Direct Debit Terms and Conditions

This is your Direct Debit Service Agreement. It explains what your obligations are when undertaking a Direct Debit arrangement with us. It also details what our obligations are to you as your Direct Debit provider.

Definitions

agreement means this Direct Debit Request Service Agreement between you and us.

banking day means a day other than a Saturday or a Sunday or a public holiday listed throughout Australia.

debit day means the day that payment by you to us is due.

debit payment means a particular transaction where a debit is made.

direct debit request means the Direct Debit Request between us and you.

you means the customer who has signed or authorised by other means to participate in one of the subscription models.

1. Debiting your account

1.1 By signing this form, commencing on the subscription model or by entering your payment details, you have authorised us to arrange for funds to be debited from the card details provided. Please note that we do not store your payment details. All payment details are stored with our payment provider, PayDock, whose Privacy Policy can be found at the following link. https://paydock.com/privacy/

1.2 We will only arrange for funds to be debited from your card/account once you have signed up to a subscription model.

1.3 Payments will be debited monthly.

1.4 Surcharges may apply.


2. Amendments by us

We may vary any details of this agreement at any time and will notify you of changes.



3. Amendments by you

You may change* your payment details by contacting us directly to adjust your card details.

4. Your obligations

4.1 It is your responsibility to ensure that there are sufficient clear funds available in your account to allow a debit payment to be made in accordance with the terms and conditions of the subscription model.

4.2 If there are insufficient clear funds in your account to meet a debit payment:

(a) you may be charged a fee;

(b) you may also incur fees or charges imposed or incurred by us; and

(c) you must arrange for the debit payment to be made by another method or arrange for sufficient clear funds to be in your account by an agreed time so that we can process the debit payment.

4.3 You should check your account statement to verify that the amounts debited from your account are correct

5 Dispute

5.1 If you believe that there has been an error in debiting your account, youshould notify us directly and confirm that notice in writing with us as soon as possible so that we can resolve your query more quickly.

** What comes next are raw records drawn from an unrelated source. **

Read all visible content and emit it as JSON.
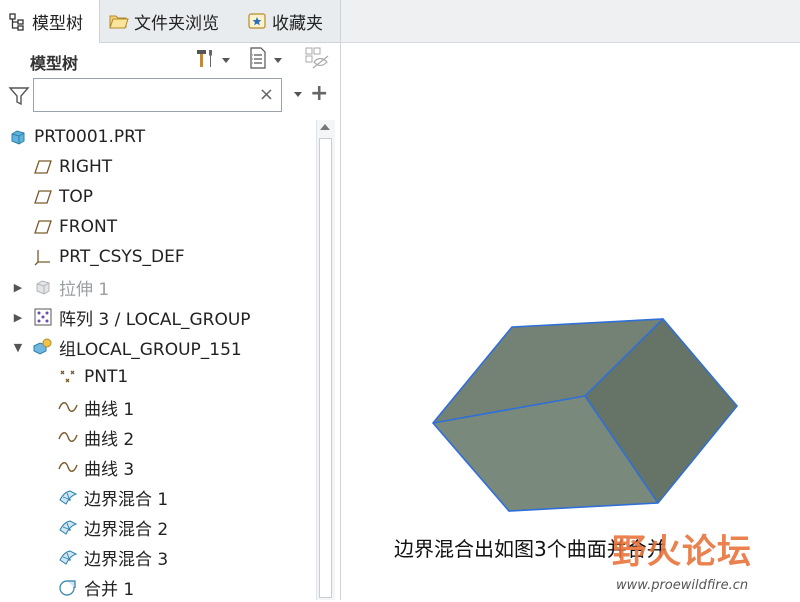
{
  "tabs": [
    {
      "label": "模型树",
      "icon": "model-tree-icon",
      "active": true
    },
    {
      "label": "文件夹浏览",
      "icon": "folder-browser-icon",
      "active": false
    },
    {
      "label": "收藏夹",
      "icon": "favorites-icon",
      "active": false
    }
  ],
  "panel": {
    "title": "模型树"
  },
  "search": {
    "value": "",
    "clear": "×",
    "add": "+"
  },
  "tree": [
    {
      "label": "PRT0001.PRT",
      "icon": "part-icon",
      "expander": ""
    },
    {
      "label": "RIGHT",
      "icon": "datum-plane-icon",
      "expander": ""
    },
    {
      "label": "TOP",
      "icon": "datum-plane-icon",
      "expander": ""
    },
    {
      "label": "FRONT",
      "icon": "datum-plane-icon",
      "expander": ""
    },
    {
      "label": "PRT_CSYS_DEF",
      "icon": "csys-icon",
      "expander": ""
    },
    {
      "label": "拉伸 1",
      "icon": "extrude-icon",
      "expander": "▶",
      "suppressed": true
    },
    {
      "label": "阵列 3 / LOCAL_GROUP",
      "icon": "pattern-icon",
      "expander": "▶"
    },
    {
      "label": "组LOCAL_GROUP_151",
      "icon": "group-icon",
      "expander": "▼"
    },
    {
      "label": "PNT1",
      "icon": "datum-point-icon",
      "expander": ""
    },
    {
      "label": "曲线 1",
      "icon": "curve-icon",
      "expander": ""
    },
    {
      "label": "曲线 2",
      "icon": "curve-icon",
      "expander": ""
    },
    {
      "label": "曲线 3",
      "icon": "curve-icon",
      "expander": ""
    },
    {
      "label": "边界混合 1",
      "icon": "boundary-blend-icon",
      "expander": ""
    },
    {
      "label": "边界混合 2",
      "icon": "boundary-blend-icon",
      "expander": ""
    },
    {
      "label": "边界混合 3",
      "icon": "boundary-blend-icon",
      "expander": ""
    },
    {
      "label": "合并 1",
      "icon": "merge-icon",
      "expander": ""
    }
  ],
  "viewport": {
    "caption": "边界混合出如图3个曲面并合并",
    "watermark_title": "野火论坛",
    "watermark_url": "www.proewildfire.cn"
  },
  "colors": {
    "surface_edge": "#2f6fd6",
    "face_top": "#738275",
    "face_left": "#79897c",
    "face_right": "#657466",
    "watermark": "#e8743b"
  }
}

5.2 If we conclude as a result of our investigations that your account has been incorrectly debited we will respond to your query by arranging this to be rectified.

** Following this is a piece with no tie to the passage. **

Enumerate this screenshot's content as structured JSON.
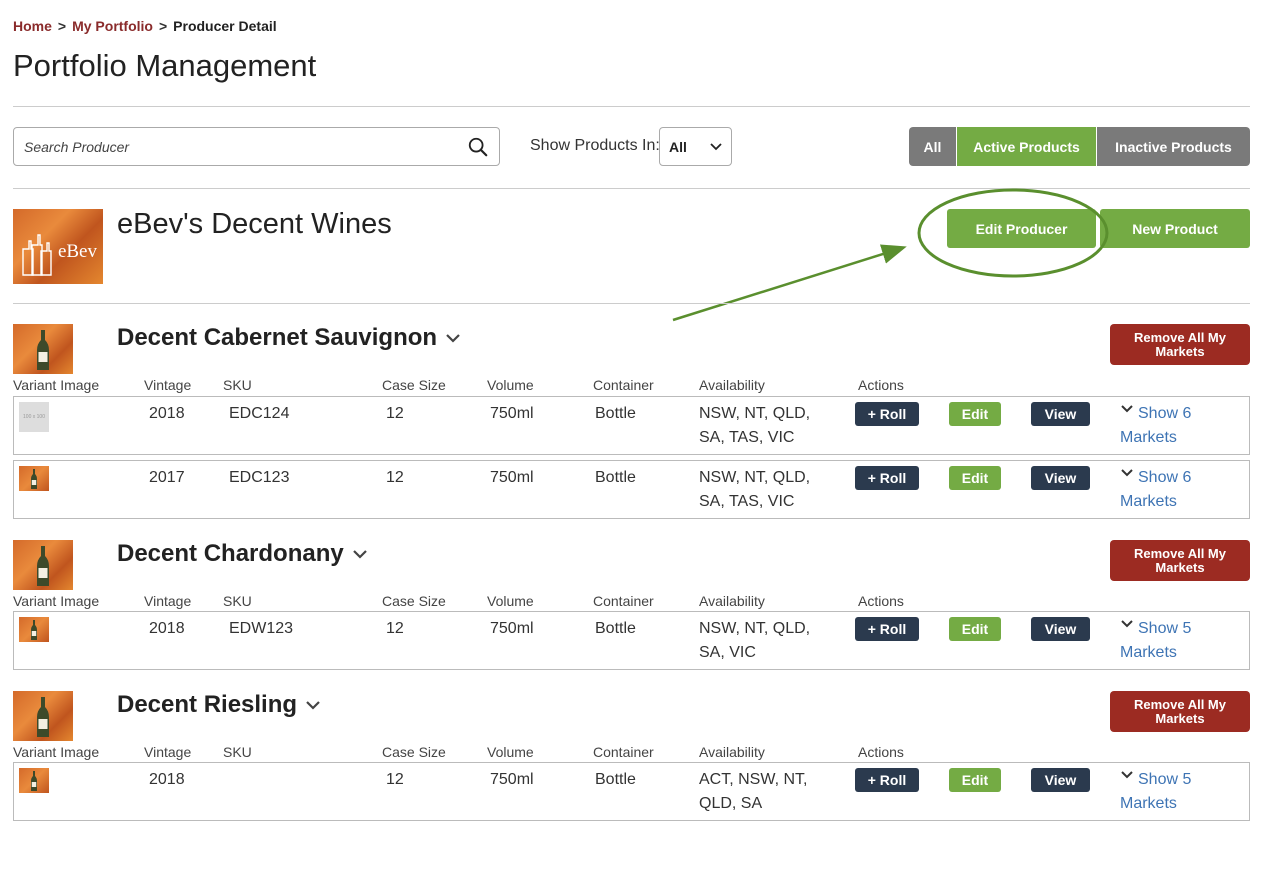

5.3 If we conclude as a result of our investigations that your account has not been incorrectly debited we will respond to your query by providing you with reasons and any evidence for this finding in writing.

6. Accounts

You should check:

(a) your card and payment details which you have provided to us are correct by checking them prior to confirming; and

If you have any questions prior to providing your payment details, please speak to a member of the practice team.


7. Confidentiality

7.1 We will keep any information confidential. We will make reasonable efforts to keep any such information that we have about you secure and to ensure that any of our employees or agents who have access to information about you do not make any unauthorised use, modification, reproduction or disclosure of that information.

7.2 We will only disclose information that we have about you:

(a) to the extent specifically required by law; or

(b) for the purposes of this agreement (including disclosing information in connection with any query or claim).





By clicking YES you are consenting to the above information, inclusive of patient informed consent, terms and conditions and direct debit conditions. To opt out please contact your Patient Advocate at your Next Practice clinic.